Bard se reconcentra sur sa pioche pour lutter contre l’embarras qui lui brûlait les veines.

— Du coup, reprit Cha, ces deux-là ont fait une sorte de trêve, histoire de pouvoir se prendre les cuisses sans se prendre la tête, tu vois ? Mais la dame Vassaret, ça lui suffisait pas ! Elle a fini par lui demander son nom !

— Tu veux dire, un mariage ?

— C’est ça. Ç’aurait été son troisième. Le premier l’avait rendue riche, le second l’avait rendue noble, elle voulait que le troisième la rende heureuse. En tout cas, c’est ce que dit Cresside.

Elle donna un coup de pelle rageur dans la terre concassée et vint ainsi à bout d’une première racine.

— Dans tout ça, Denève, elle avait une fille de son premier mariage : Aline. Le Vicomte de Vassaret l’avait adopté avant de mourir, puis Denève l’a un peu imposée à Mestre Makara en s’accoquinant avec lui. Elle espérait que le baron tombe sous le charme de sa gosse : une petite blonde aux yeux bleus, comme le baron, qui rêvait de devenir Collectionneuse. Je crois qu’il l’aimait un peu bien quand même. Il lui a fait une chambre, acheté tout plein de robes… Je sais qu’il y a une remise pas loin du castel avec plein de jouets à elle dedans.

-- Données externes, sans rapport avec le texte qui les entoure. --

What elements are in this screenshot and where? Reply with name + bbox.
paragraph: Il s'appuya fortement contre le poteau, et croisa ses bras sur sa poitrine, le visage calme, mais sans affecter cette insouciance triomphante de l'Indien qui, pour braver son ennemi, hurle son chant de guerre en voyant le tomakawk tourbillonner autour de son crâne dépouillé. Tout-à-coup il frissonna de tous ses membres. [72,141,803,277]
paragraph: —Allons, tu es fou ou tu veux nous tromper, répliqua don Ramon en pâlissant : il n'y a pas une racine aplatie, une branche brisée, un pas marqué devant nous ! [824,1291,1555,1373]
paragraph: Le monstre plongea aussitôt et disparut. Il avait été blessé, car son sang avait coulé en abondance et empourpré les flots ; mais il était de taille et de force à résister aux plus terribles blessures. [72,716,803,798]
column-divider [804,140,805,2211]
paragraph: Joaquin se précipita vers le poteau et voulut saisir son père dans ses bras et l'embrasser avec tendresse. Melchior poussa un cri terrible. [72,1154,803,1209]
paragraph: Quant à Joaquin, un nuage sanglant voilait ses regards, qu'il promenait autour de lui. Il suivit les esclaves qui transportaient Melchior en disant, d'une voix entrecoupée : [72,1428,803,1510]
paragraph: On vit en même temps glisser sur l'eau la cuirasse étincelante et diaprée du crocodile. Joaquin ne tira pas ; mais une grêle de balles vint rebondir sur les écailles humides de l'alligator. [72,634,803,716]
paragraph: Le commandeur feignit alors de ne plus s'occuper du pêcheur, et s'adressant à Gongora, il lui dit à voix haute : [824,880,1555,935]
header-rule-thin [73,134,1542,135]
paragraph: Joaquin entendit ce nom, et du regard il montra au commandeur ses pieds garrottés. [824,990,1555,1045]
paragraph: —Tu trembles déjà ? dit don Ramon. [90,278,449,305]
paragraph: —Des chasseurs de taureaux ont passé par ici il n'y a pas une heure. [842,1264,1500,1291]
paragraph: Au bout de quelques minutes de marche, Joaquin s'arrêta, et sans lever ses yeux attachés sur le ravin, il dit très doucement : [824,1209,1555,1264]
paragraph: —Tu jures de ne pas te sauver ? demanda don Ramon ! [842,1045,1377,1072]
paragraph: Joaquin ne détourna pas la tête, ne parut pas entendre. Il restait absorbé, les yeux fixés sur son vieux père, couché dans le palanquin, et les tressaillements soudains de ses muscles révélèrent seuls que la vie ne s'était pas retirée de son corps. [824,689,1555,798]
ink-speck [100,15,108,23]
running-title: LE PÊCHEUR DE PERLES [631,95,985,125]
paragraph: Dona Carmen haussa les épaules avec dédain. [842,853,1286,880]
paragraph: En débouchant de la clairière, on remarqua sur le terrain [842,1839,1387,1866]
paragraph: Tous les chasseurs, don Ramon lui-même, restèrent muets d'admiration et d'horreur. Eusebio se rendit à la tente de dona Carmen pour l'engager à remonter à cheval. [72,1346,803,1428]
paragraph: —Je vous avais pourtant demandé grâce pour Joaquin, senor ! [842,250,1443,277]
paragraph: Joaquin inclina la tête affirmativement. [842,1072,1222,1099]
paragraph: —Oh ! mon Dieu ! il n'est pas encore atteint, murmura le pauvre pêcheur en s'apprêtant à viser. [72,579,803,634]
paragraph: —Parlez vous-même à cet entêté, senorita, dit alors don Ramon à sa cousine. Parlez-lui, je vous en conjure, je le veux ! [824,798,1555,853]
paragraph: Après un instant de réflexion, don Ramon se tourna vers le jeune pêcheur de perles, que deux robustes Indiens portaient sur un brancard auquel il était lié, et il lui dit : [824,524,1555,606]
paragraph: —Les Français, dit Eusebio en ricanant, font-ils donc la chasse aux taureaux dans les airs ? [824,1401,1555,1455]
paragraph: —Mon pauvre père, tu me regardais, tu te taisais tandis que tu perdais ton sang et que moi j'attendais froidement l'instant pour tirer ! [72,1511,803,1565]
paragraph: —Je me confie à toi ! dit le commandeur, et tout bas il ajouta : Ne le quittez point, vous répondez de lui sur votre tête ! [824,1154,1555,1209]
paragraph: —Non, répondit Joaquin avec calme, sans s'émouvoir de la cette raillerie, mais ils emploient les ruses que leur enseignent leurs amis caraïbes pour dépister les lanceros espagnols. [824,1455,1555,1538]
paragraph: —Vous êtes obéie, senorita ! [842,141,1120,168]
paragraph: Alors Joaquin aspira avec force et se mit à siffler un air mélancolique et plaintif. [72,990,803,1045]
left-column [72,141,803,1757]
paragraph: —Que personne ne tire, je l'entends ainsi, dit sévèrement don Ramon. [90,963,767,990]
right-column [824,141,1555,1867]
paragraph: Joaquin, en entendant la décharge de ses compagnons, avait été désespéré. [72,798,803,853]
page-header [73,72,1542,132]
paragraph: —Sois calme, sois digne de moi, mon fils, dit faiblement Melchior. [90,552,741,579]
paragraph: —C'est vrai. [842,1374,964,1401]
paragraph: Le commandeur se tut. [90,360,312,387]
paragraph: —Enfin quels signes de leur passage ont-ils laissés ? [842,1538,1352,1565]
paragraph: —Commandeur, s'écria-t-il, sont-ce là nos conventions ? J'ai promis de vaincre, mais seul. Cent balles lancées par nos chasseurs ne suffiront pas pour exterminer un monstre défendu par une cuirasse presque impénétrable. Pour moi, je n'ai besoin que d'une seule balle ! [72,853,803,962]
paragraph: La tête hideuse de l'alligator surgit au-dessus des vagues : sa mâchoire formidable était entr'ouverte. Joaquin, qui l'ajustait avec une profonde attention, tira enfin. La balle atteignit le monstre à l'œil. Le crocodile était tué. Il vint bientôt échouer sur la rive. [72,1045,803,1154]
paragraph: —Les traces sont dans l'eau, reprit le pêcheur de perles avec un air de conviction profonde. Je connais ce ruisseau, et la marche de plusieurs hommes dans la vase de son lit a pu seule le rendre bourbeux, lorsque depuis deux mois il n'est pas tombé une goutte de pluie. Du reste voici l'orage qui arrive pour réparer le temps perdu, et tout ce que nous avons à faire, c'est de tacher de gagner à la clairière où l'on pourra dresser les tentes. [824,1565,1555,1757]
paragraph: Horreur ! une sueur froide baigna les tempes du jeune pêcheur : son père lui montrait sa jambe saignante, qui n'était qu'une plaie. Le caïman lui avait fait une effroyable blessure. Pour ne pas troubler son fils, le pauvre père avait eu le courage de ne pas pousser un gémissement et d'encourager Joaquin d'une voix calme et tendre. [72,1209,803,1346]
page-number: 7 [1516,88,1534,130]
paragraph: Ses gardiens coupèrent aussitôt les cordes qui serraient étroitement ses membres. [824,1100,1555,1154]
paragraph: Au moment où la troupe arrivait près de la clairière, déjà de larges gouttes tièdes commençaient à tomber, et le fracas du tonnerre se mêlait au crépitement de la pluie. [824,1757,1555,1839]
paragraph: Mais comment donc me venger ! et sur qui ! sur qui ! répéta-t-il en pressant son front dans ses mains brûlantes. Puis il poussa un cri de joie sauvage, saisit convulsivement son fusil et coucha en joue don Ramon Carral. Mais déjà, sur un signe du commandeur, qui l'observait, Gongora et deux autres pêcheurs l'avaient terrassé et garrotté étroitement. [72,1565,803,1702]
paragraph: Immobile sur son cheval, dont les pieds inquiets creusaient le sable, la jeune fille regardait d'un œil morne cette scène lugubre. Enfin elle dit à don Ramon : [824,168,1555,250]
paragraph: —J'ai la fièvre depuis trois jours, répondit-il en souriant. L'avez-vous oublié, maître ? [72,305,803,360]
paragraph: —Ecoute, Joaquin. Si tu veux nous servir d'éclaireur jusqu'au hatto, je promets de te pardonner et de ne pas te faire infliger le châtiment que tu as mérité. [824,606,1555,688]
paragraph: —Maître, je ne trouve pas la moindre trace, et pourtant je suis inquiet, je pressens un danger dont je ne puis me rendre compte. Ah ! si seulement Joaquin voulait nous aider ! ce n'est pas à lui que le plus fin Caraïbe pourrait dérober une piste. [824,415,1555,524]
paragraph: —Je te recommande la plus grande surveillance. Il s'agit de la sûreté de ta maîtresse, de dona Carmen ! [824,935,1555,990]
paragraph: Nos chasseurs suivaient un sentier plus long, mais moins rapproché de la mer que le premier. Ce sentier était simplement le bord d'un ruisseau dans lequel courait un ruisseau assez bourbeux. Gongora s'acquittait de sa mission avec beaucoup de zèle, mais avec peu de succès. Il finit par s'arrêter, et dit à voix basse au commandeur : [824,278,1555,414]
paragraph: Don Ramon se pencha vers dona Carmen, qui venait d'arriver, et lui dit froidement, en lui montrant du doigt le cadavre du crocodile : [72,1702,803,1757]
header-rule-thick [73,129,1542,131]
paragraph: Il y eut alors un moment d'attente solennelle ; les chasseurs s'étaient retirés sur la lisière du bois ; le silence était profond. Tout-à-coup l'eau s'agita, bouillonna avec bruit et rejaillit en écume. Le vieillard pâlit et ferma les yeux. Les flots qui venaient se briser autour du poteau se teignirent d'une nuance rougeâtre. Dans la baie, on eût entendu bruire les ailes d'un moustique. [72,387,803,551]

— Qu’est-ce qui s’est mal passé ?

— Bah… Le baron, c’est le baron. Il aime pas spécialement les enfants, au bout du compte. Puis son amante commençait à le lasser et il avait toujours ses intérêts en tête. Tu sais. Les cinq hectares.

— Je vois. Retour à la case départ, alors ?

— Presque. Y a encore cette foutue aire de jeu et ces foutues ronces. Je sais pas pourquoi personne s’en est occupé avant nous. Normalement, tout doit être parfait, ici, surtout quand c’est pas loin de la maison des mestres.

— Cette histoire n’est pas si scabreuse que ça, à bien y réfléchir, commenta Bard. Le baron et la vicomtesse se sont aimés tant qu’il le pouvait, puis ils se sont quittés, sans se compromettre.

— Tu trouves ? C’est surement parce que tu les as jamais entendu forniquer. Y a beaucoup d’écho, dans la région. Tout ce bruit, c’était honteux.

Un nouveau coup de pioche mal placé déséquilibra Bard qui faillit remordre la poussière.

— Tu vas défaillir toutes les fois que je vais parler de cul ? À ce compte-là, j’arrête de parler.

— Tu peux aussi me parler d’autre choses, comme de ton plat préféré ou un livre que t’aime bien…

Le rire de Cha s’essouffla brutalement.

— Quand on m’a sectionné les crochets et cautérisé les canaux à venin, le poison s’est accumulé dans ma bouche et j’ai perdu le sens du goût. J’avais deux ans. Et je sais pas lire, alors la seule fois que j’ai touché un livre, c’était pour le ranger. Mais toi, Bard, c’est quoi ton plat et ton livre préféré ?

Affreusement gêné, il fixa ses mains.

— Je ne voulais pas te vexer, s’excusa-t-il.

Elle se remit au travail en silence.

— Je te demande sincèrement pardon.

— C’est ça. Va t’occuper ailleurs, je vais finir.